Maison Assouline, formerly The Midland Bank, Piccadilly © Tim Skelton,
The Lutyens Trust Photographic Archive 2013
The Tapestry Room at The Ned, formerly The Midland Bank’s boardroom © Anthony Capo-Bianco, The Lutyens Trust Photographic Archive 2013
The marble staircase at The Ned, formerly The Midland Bank’s HQ © Stuart Handley, The Lutyens Trust Photographic Archive 2013
“Lutyens in London” – a Lecture by Dr Mervyn Miller
Reviewed by Paul Waite
At this event, organised jointly by The Trust and The Young Georgian Group, Dr Miller gave an updated version of the lecture he gave at the RIBA in 2013 — as Master of the Worshipful Company of Chartered Architects — on Edwin Lutyens in the context of London and what he had seen, liked and built there. Aptly, the lecture took place in the beautifully wood-panelled old bank manager’s office in the Lutyens-designed former Midland Bank at 196A Piccadilly, now occupied by bookshop and bar Maison Assouline.
The talk served as a reminder that, while Lutyens’s early houses in Surrey were influenced by his sketches of local vernacular buildings, he was a Londoner.
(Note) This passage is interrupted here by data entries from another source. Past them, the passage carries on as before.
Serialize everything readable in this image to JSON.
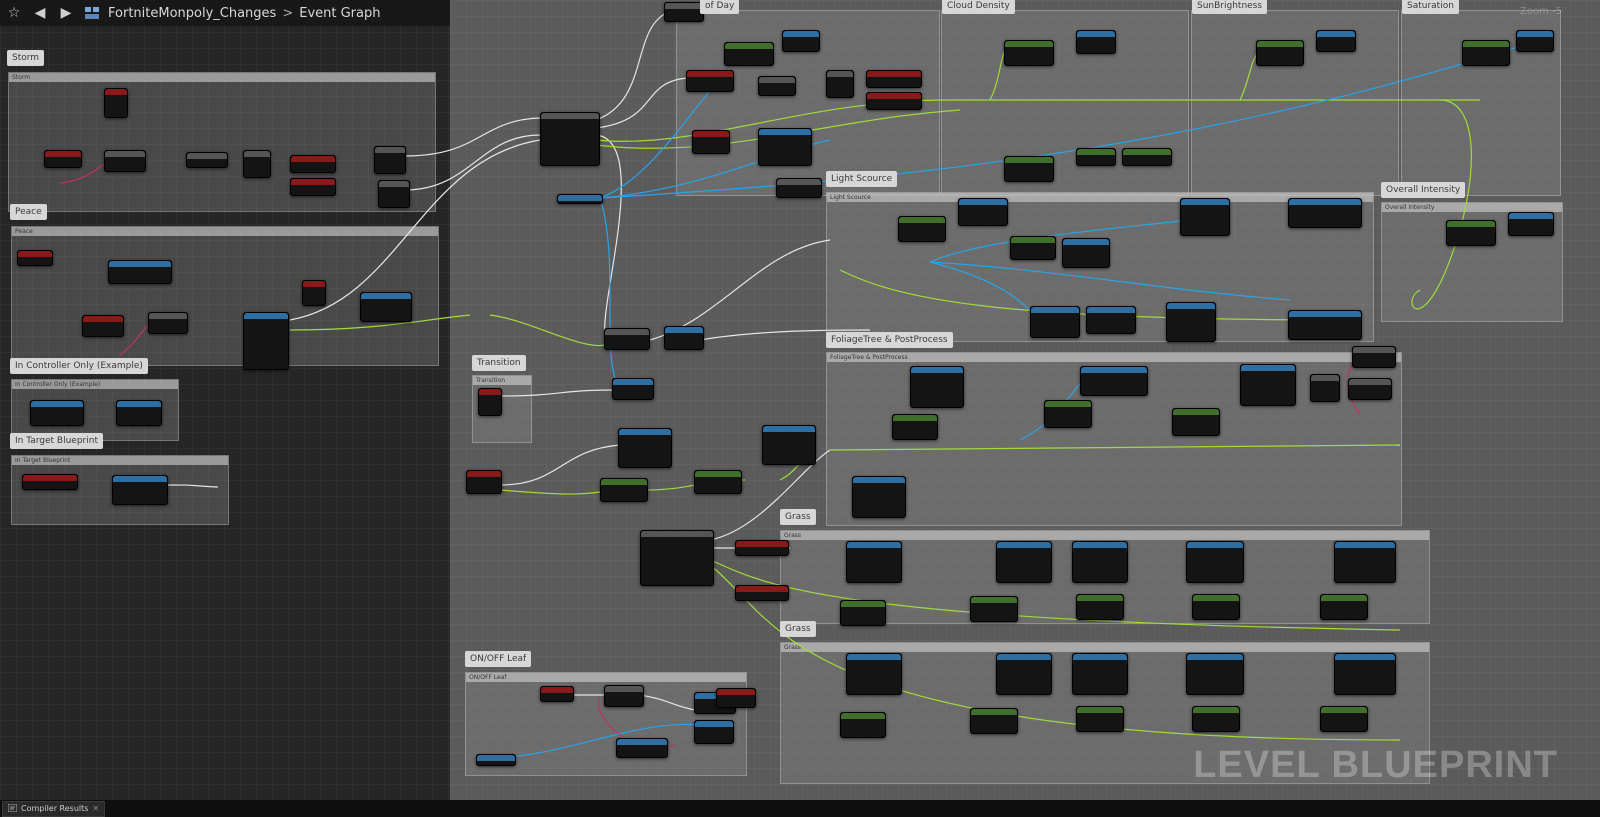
{
  "toolbar": {
    "favorite_icon": "star-icon",
    "back_icon": "arrow-left-icon",
    "forward_icon": "arrow-right-icon",
    "asset_icon": "blueprint-icon",
    "breadcrumb": [
      "FortniteMonpoly_Changes",
      "Event Graph"
    ],
    "separator": ">"
  },
  "comments": {
    "storm": "Storm",
    "peace": "Peace",
    "controller_only": "In Controller Only (Example)",
    "target_blueprint": "In Target Blueprint",
    "transition": "Transition",
    "onoff_leaf": "ON/OFF Leaf",
    "time_of_day": "of Day",
    "cloud_density": "Cloud Density",
    "sun_brightness": "SunBrightness",
    "saturation": "Saturation",
    "light_source": "Light Scource",
    "overall_intensity": "Overall Intensity",
    "foliage": "FoliageTree & PostProcess",
    "grass_1": "Grass",
    "grass_2": "Grass"
  },
  "zoom_label": "Zoom -5",
  "watermark": "LEVEL BLUEPRINT",
  "status": {
    "tab_label": "Compiler Results",
    "close_icon": "close-icon"
  },
  "colors": {
    "event_node": "#8a1a1a",
    "function_node": "#2d6fa3",
    "wire_exec": "#e0e0e0",
    "wire_float": "#9fdc3a",
    "wire_object": "#2aa3e8",
    "wire_struct": "#b0306a"
  }
}
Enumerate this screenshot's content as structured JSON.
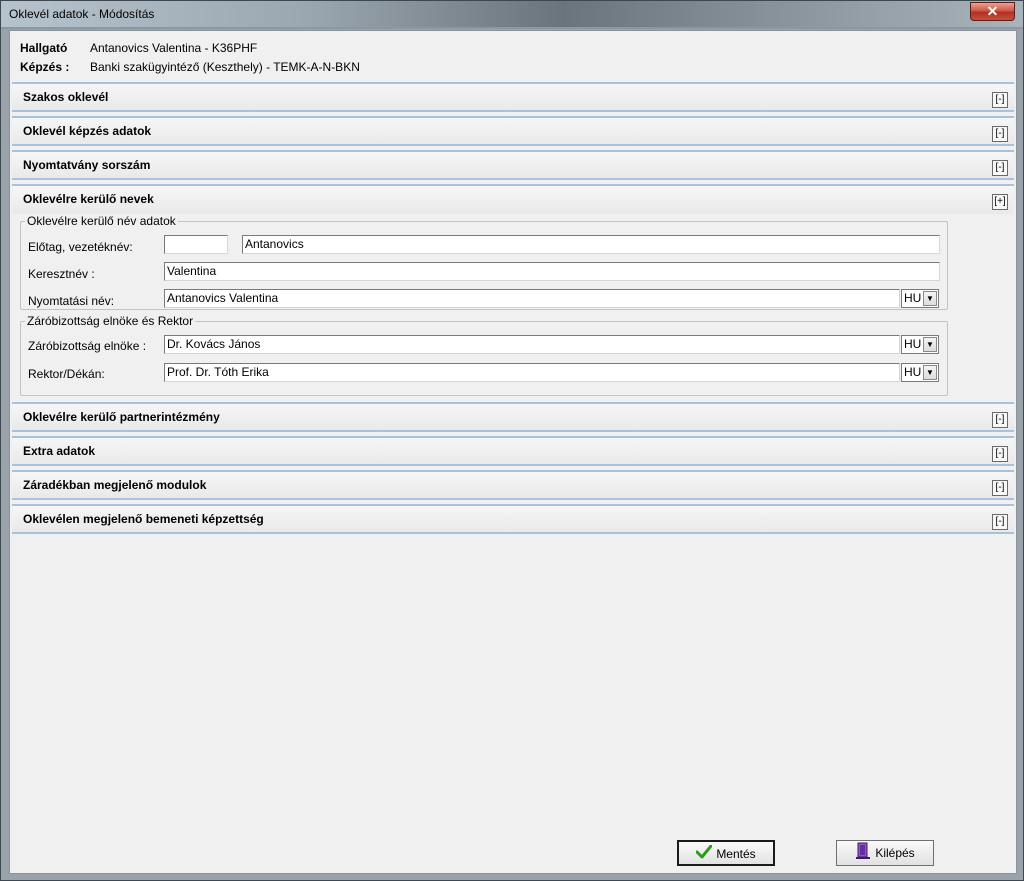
{
  "window": {
    "title": "Oklevél adatok - Módosítás",
    "close_glyph": "✕"
  },
  "header": {
    "student_label": "Hallgató",
    "student_value": "Antanovics Valentina - K36PHF",
    "training_label": "Képzés :",
    "training_value": "Banki szakügyintéző (Keszthely) - TEMK-A-N-BKN"
  },
  "sections": [
    {
      "title": "Szakos oklevél",
      "toggle": "[-]"
    },
    {
      "title": "Oklevél képzés adatok",
      "toggle": "[-]"
    },
    {
      "title": "Nyomtatvány sorszám",
      "toggle": "[-]"
    },
    {
      "title": "Oklevélre kerülő nevek",
      "toggle": "[+]"
    },
    {
      "title": "Oklevélre kerülő partnerintézmény",
      "toggle": "[-]"
    },
    {
      "title": "Extra adatok",
      "toggle": "[-]"
    },
    {
      "title": "Záradékban megjelenő modulok",
      "toggle": "[-]"
    },
    {
      "title": "Oklevélen megjelenő bemeneti képzettség",
      "toggle": "[-]"
    }
  ],
  "names": {
    "group1_legend": "Oklevélre kerülő név adatok",
    "prefix_label": "Előtag, vezetéknév:",
    "prefix_value": "",
    "surname_value": "Antanovics",
    "firstname_label": "Keresztnév :",
    "firstname_value": "Valentina",
    "print_label": "Nyomtatási név:",
    "print_value": "Antanovics Valentina",
    "print_lang": "HU",
    "group2_legend": "Záróbizottság elnöke és Rektor",
    "chair_label": "Záróbizottság elnöke :",
    "chair_value": "Dr. Kovács János",
    "chair_lang": "HU",
    "rector_label": "Rektor/Dékán:",
    "rector_value": "Prof. Dr. Tóth Erika",
    "rector_lang": "HU"
  },
  "buttons": {
    "save_label": "Mentés",
    "exit_label": "Kilépés"
  },
  "icons": {
    "save": "check-icon",
    "exit": "exit-door-icon",
    "dropdown": "chevron-down-icon"
  },
  "colors": {
    "section_border": "#a9c1dd",
    "save_check": "#2e9a1e",
    "exit_icon": "#6a2ba0"
  }
}
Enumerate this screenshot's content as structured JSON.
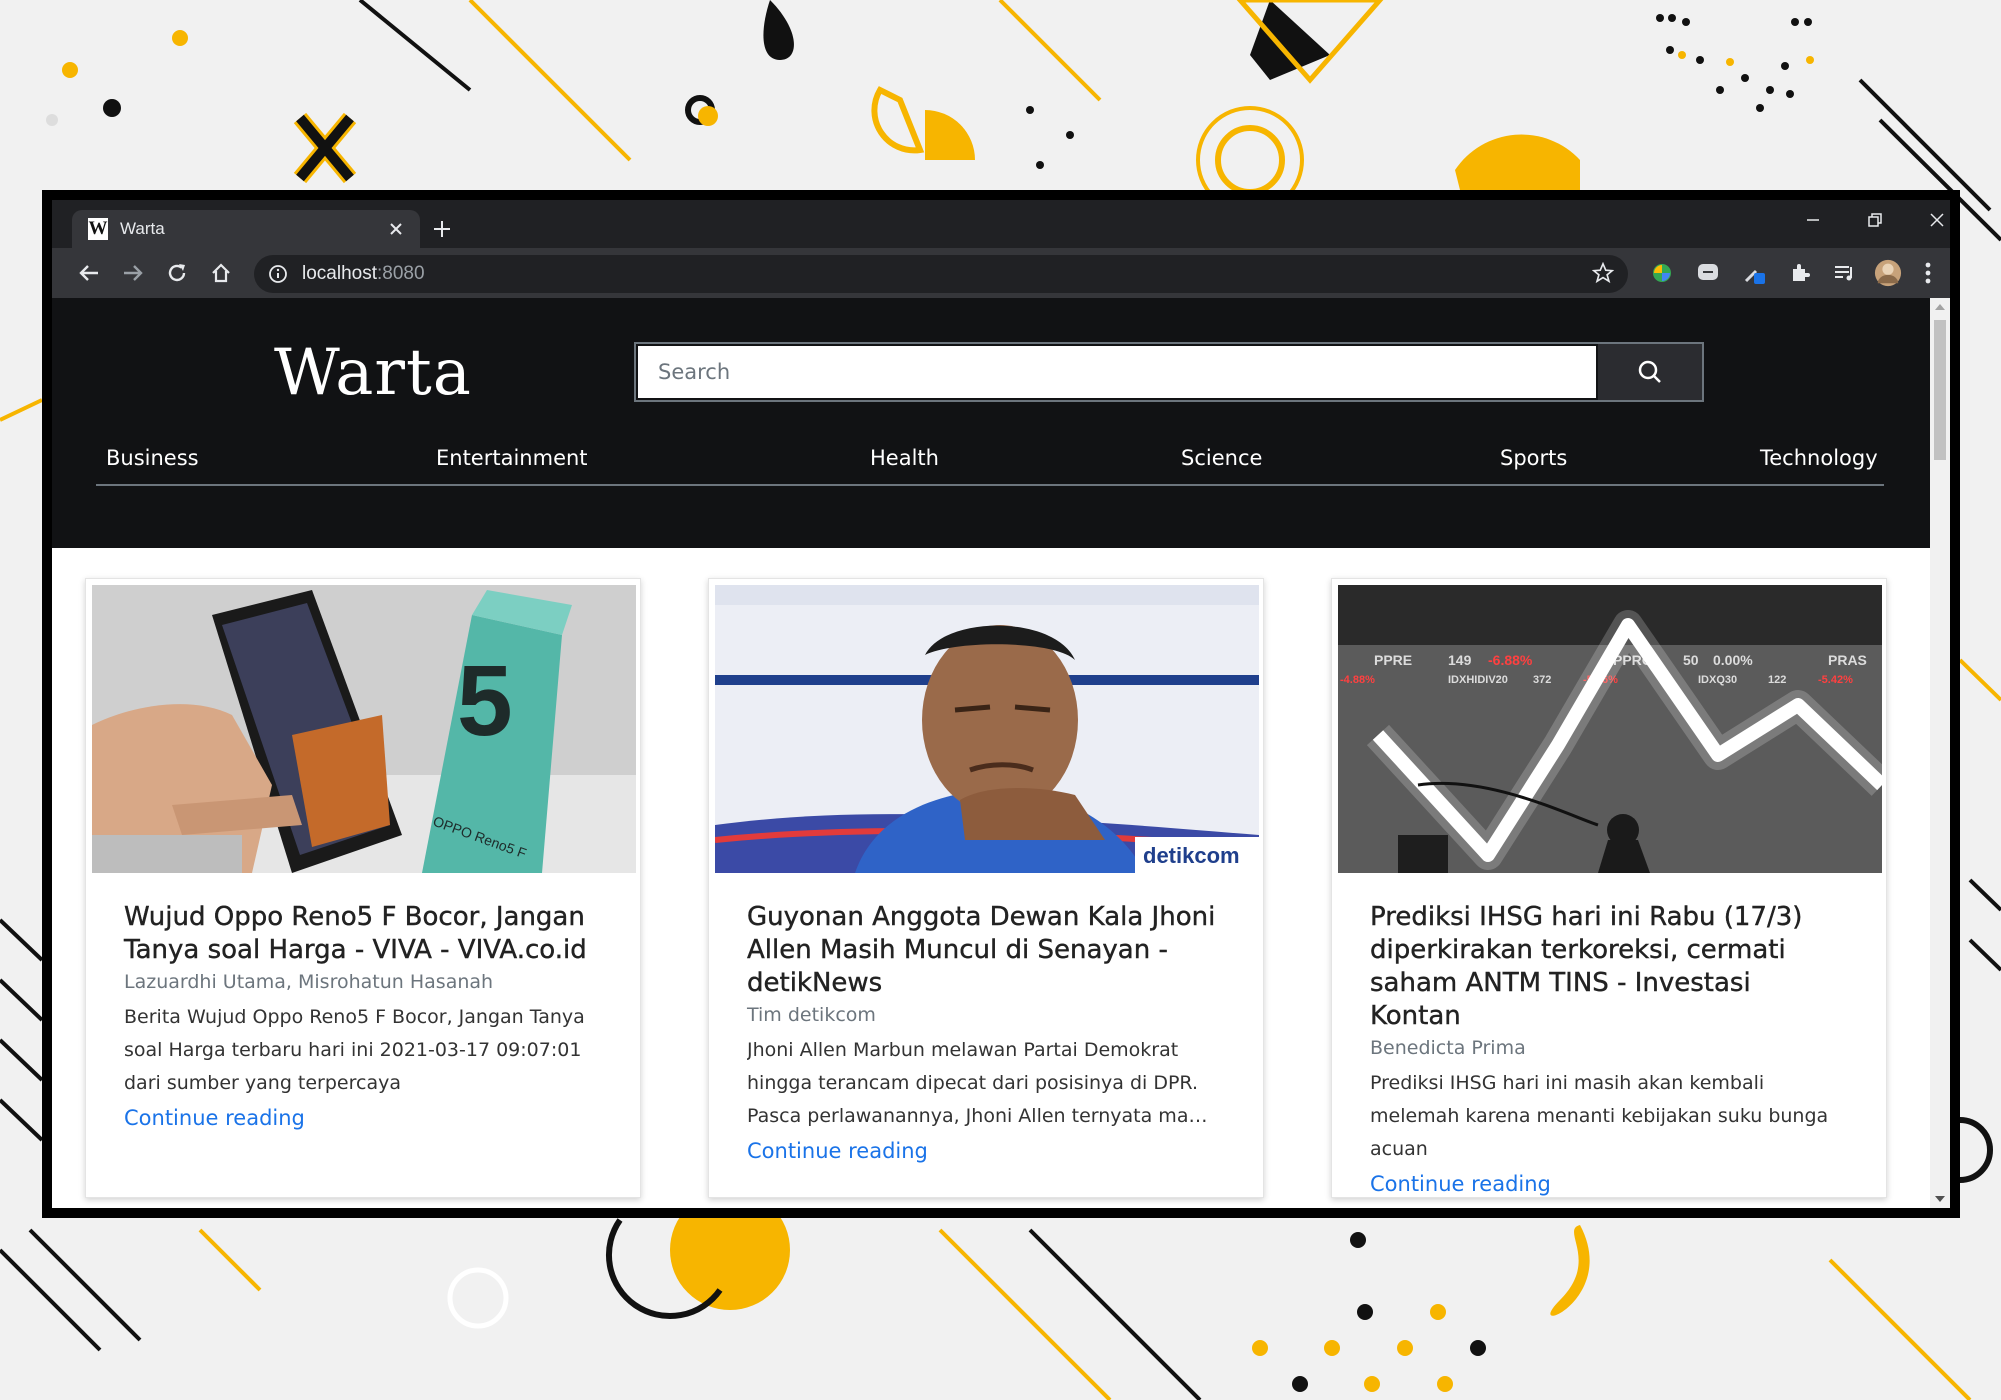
{
  "browser": {
    "tab_title": "Warta",
    "tab_favicon_letter": "W",
    "url_host": "localhost",
    "url_port": ":8080",
    "controls": [
      "back-icon",
      "forward-icon",
      "reload-icon",
      "home-icon",
      "info-icon",
      "star-icon",
      "puzzle-icon",
      "menu-dots-icon"
    ]
  },
  "site": {
    "logo": "Warta",
    "search_placeholder": "Search",
    "nav": [
      "Business",
      "Entertainment",
      "Health",
      "Science",
      "Sports",
      "Technology"
    ]
  },
  "articles": [
    {
      "title": "Wujud Oppo Reno5 F Bocor, Jangan Tanya soal Harga - VIVA - VIVA.co.id",
      "author": "Lazuardhi Utama, Misrohatun Hasanah",
      "description": "Berita Wujud Oppo Reno5 F Bocor, Jangan Tanya soal Harga terbaru hari ini 2021-03-17 09:07:01 dari sumber yang terpercaya",
      "link": "Continue reading",
      "image_text": [
        "5",
        "OPPO Reno5 F"
      ]
    },
    {
      "title": "Guyonan Anggota Dewan Kala Jhoni Allen Masih Muncul di Senayan - detikNews",
      "author": "Tim detikcom",
      "description": "Jhoni Allen Marbun melawan Partai Demokrat hingga terancam dipecat dari posisinya di DPR. Pasca perlawanannya, Jhoni Allen ternyata masih muncul di Senayan.",
      "link": "Continue reading",
      "image_text": [
        "detikcom"
      ]
    },
    {
      "title": "Prediksi IHSG hari ini Rabu (17/3) diperkirakan terkoreksi, cermati saham ANTM TINS - Investasi Kontan",
      "author": "Benedicta Prima",
      "description": "Prediksi IHSG hari ini masih akan kembali melemah karena menanti kebijakan suku bunga acuan",
      "link": "Continue reading",
      "image_text": [
        "PPRE",
        "149",
        "-6.88%",
        "PPRO",
        "50",
        "0.00%",
        "PRAS",
        "IDXHIDIV20",
        "372",
        "-5.46%",
        "IDXQ30",
        "122",
        "-5.42%",
        "-4.88%"
      ]
    }
  ],
  "colors": {
    "accent": "#ffb000",
    "header_bg": "#111214",
    "link": "#1a73e8"
  }
}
He was brought up in Onslow Square, educated at South Kensington School of Art and, as a student, explored the City of London and its environs. He had been captivated by the Priory Church of St Bartholomew the Great in Smithfield as well as by George Dance The Younger’s Newgate Prison. Dr Miller showed us that the latter’s pavilions reappeared in Lutyens’s designs for Johannesburg Art Gallery. He was also an admirer of Sir Christopher Wren whose City churches undoubtedly fomented his later interest in Classical architecture. For example, the upper facade of St Paul’s Cathedral inspired Lutyens’s design for the 1911 British Pavilion in Rome, later transformed to become the British School at Rome. Dr Miller showed how Wren’s St Stephen Walbrook influenced the State Library in The Viceroy’s House in New Delhi. Later in life, Lutyens became Master of the Art Workers’ Guild in Bloomsbury and, from 1938 until his death, was President of the Royal Academy of Arts in Piccadilly.
Dr Miller gave a detailed description of Lutyens’s London work and how it has subsequently been adapted to meet changing needs, in particular the former Midland Bank HQ at 27 Poultry that, since 2017, has been occupied by The Ned. While Lutyens is best remembered for his country houses, The Cenotaph and New Delhi, he designed major buildings in the City of London: the Mercantile Marine First World War Memorial, Britannic House (now Lutyens House), Midland Bank on Leadenhall Street and the former Reuters building. All were built in the interwar period and reflected the changing nature of architectural patronage. Private house commissions had diminished due to higher personal taxation, death duties and the growing difficulties in recruiting domestic staff. Instead corporate and official bodies were now commissioning new buildings on a much greater scale. Lutyens’s ability to cultivate this new group of clients was undoubtedly facilitated both by his domestic architecture, for example, for Reginald McKenna, who commissioned him to work for the Midland Bank, and by his ability to design buildings in a Classical style. While several Lutyens pre-war buildings, for example Heathcote and designs for what became New Delhi foreshadowed this style, it was only after the First World War that the
Classical idiom dominated his commercial and domestic work.
Outside the City, he designed the Central Square, the Institute and two churches at Hampstead Garden Suburb; 120 Pall Mall, and the elevations of 67-68 Pall Mall. Dr Miller also showed how Lutyens had not only picked up details from Wren and possibly Robert Hooke’s 1683 St Benet’s Paul Wharf church in the City but also how his Midland Bank on Piccadilly bears a striking resemblance to Sanmicheli’s Porta San Zeno at Verona.